The hideous deaths of Amiyah White, DeMyreon Lindley, and Jessica Crank represent human horror stories. But they also represent something much more insidious. Their deaths, and the deaths of all other children as a result of laws that privilege religion, are emblematic of a much broader violation of—and attack on—the secular values of our Founders and our Constitution. As John Witte of the Center for the Study of Law and Religions at Emory University states, “Separation of church and state is no longer the law of the land.” This change has gone largely unnoticed by the media and the American public in general.

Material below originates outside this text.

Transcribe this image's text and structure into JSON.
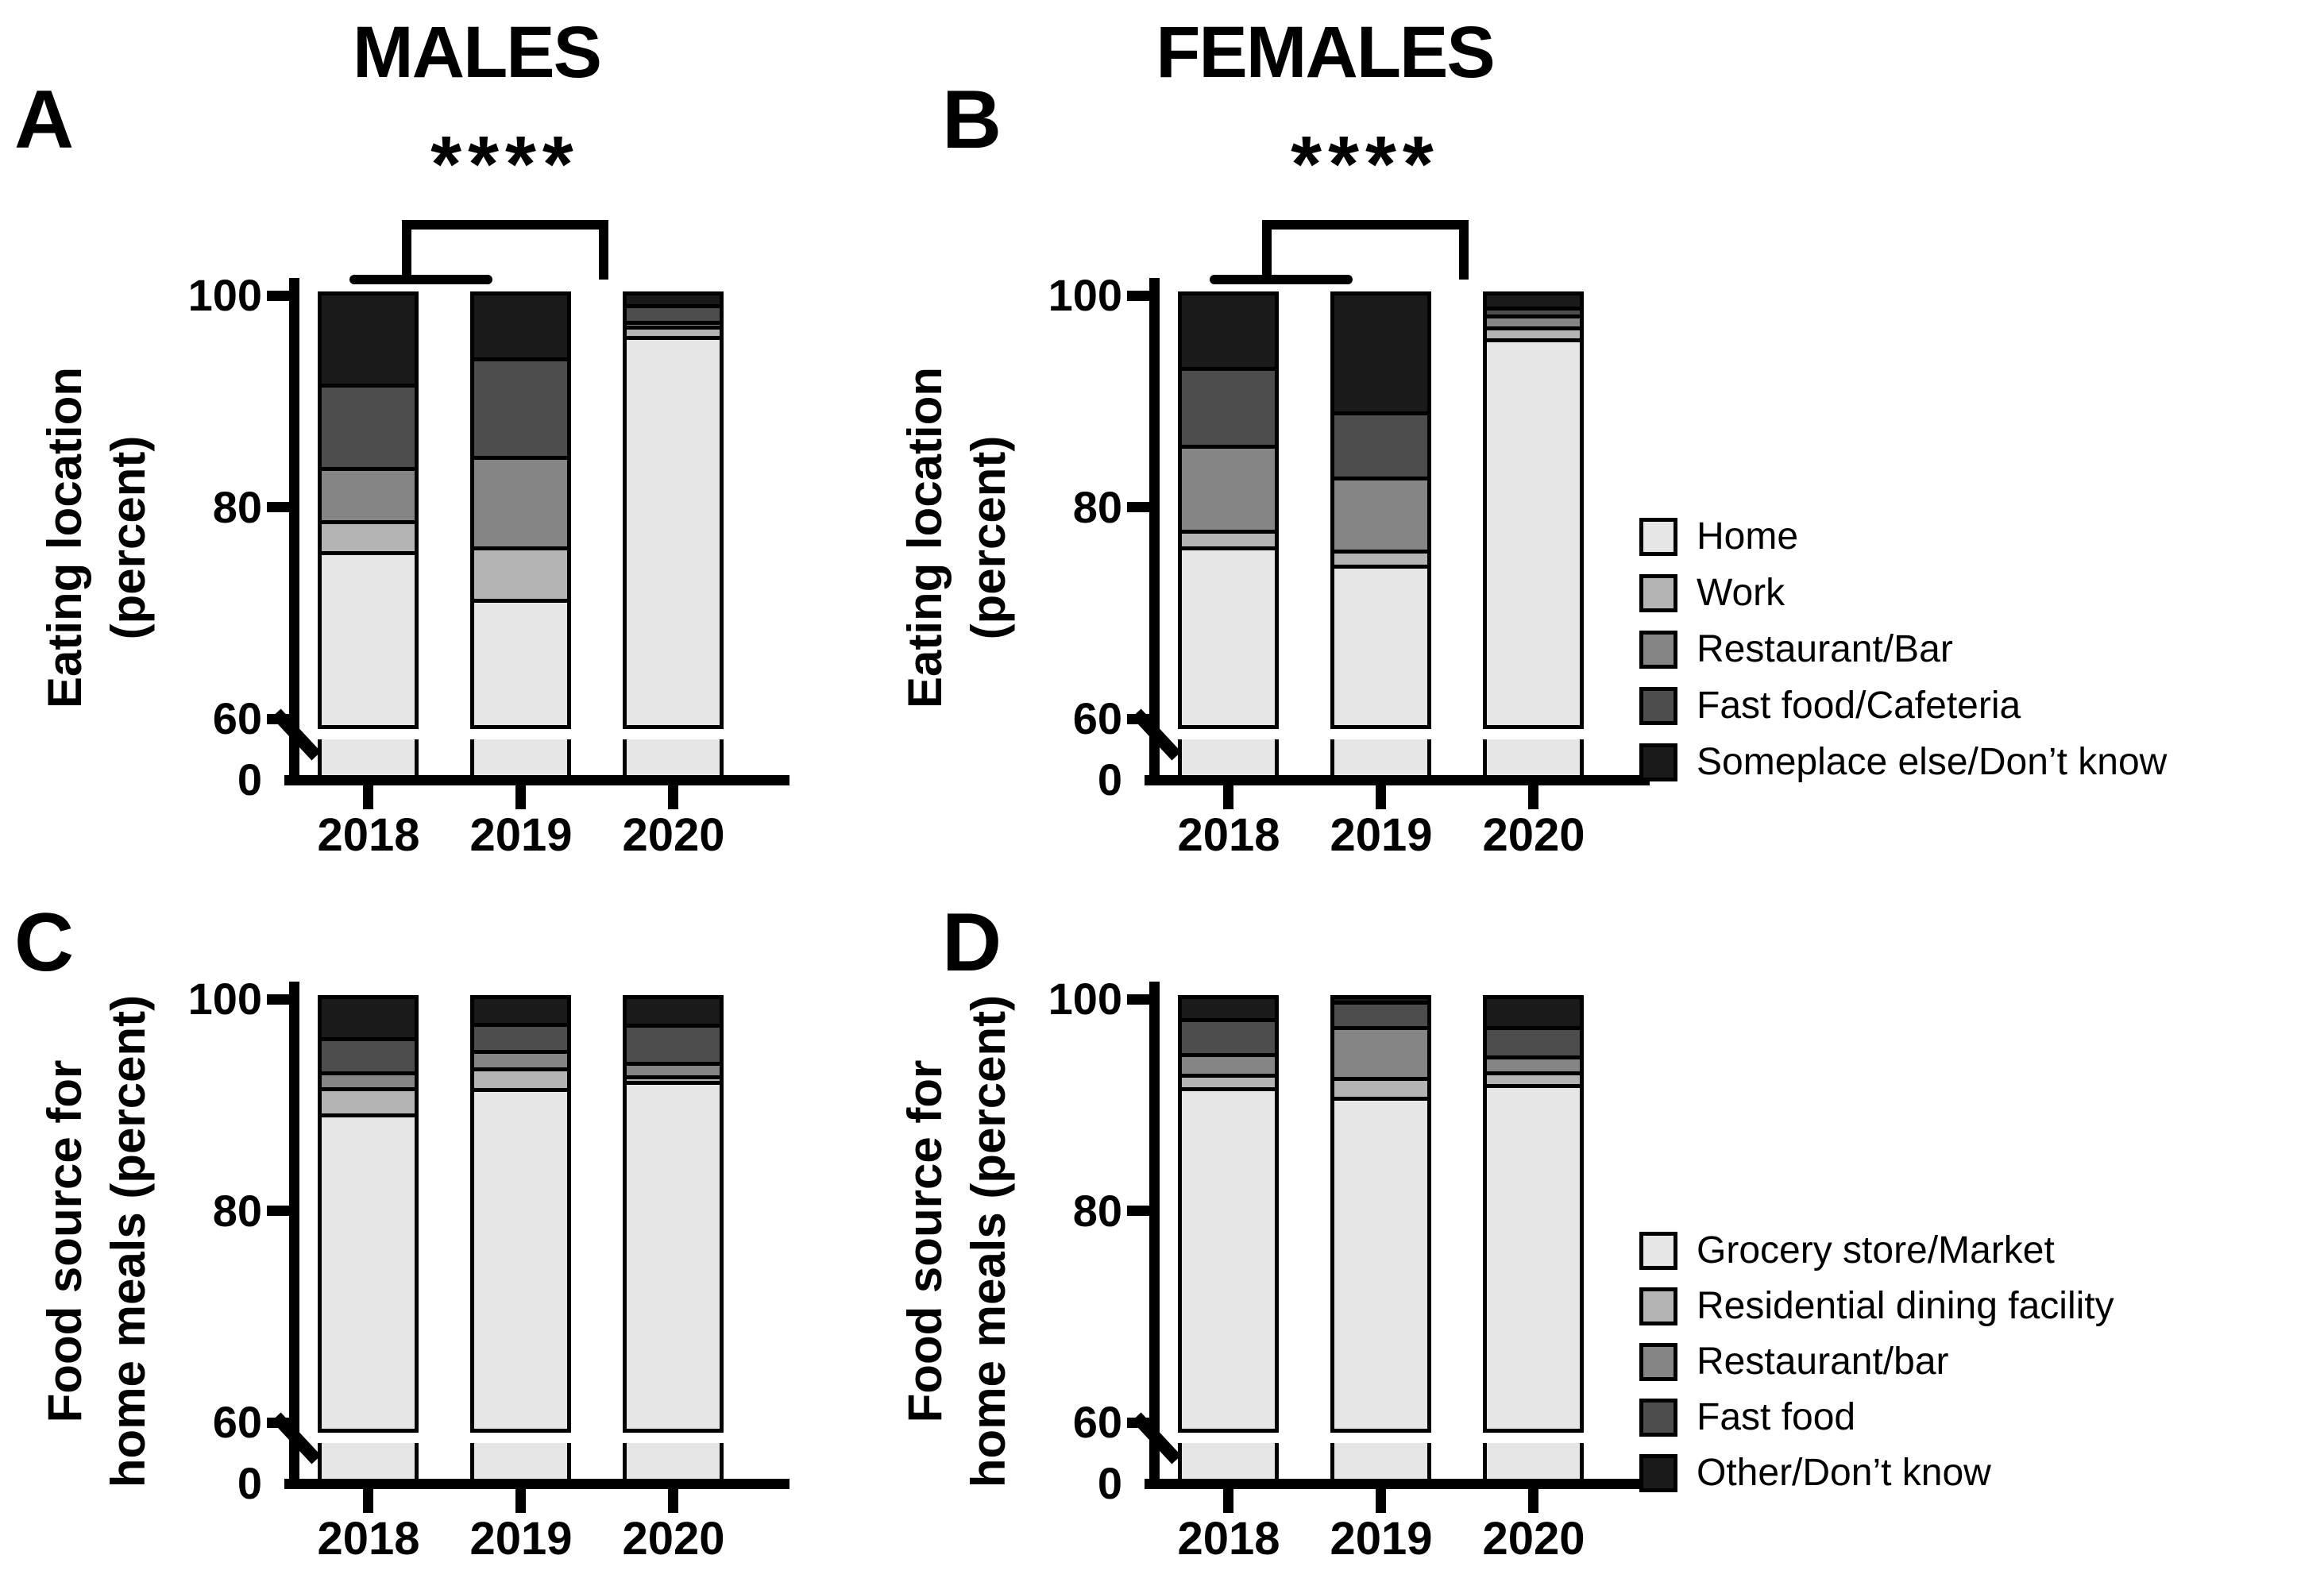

You will hear Rush Limbaugh complain about “special rights.” Fundamentalists tell us to fear the specter of special rights for gay citizens, though of course gay Americans aren’t after special rights—merely equal rights. The irony is that special rights actually do exist in this country—for religious groups. Just as the described horrors suffered by children have all occurred under some form of legal imprimatur, some statutory form of recognition, so too have countless other injustices and instances of harm been authorized by many other forms of religious bias inscribed in law. These laws aren’t unenforced blue laws from the time of the Salem witch trials. They are laws that grant special rights in twenty-first-century America to religion and that are justifed by ancient texts.

There is no comparison between calls for basic equal rights among all Americans no matter one’s gender, sexual orientation, race, or religion and laws that elevate one class of people over another on the basis of religion. Rush Limbaugh would likely point to affirmative action as “special rights.” Yet whether one agrees or disagrees with affirmative action, one must concede that, in the case of African-Americans, centuries of slavery and many decades of violations of civil rights constitute a reasonable argument for it. What similar historical injustices or disadvantages have religious groups in the United States suffered to justify the special status they enjoy in law today? Why give people like Billy Graham, Rick Warren, and Ted Haggard affirmative action for religious affiliation?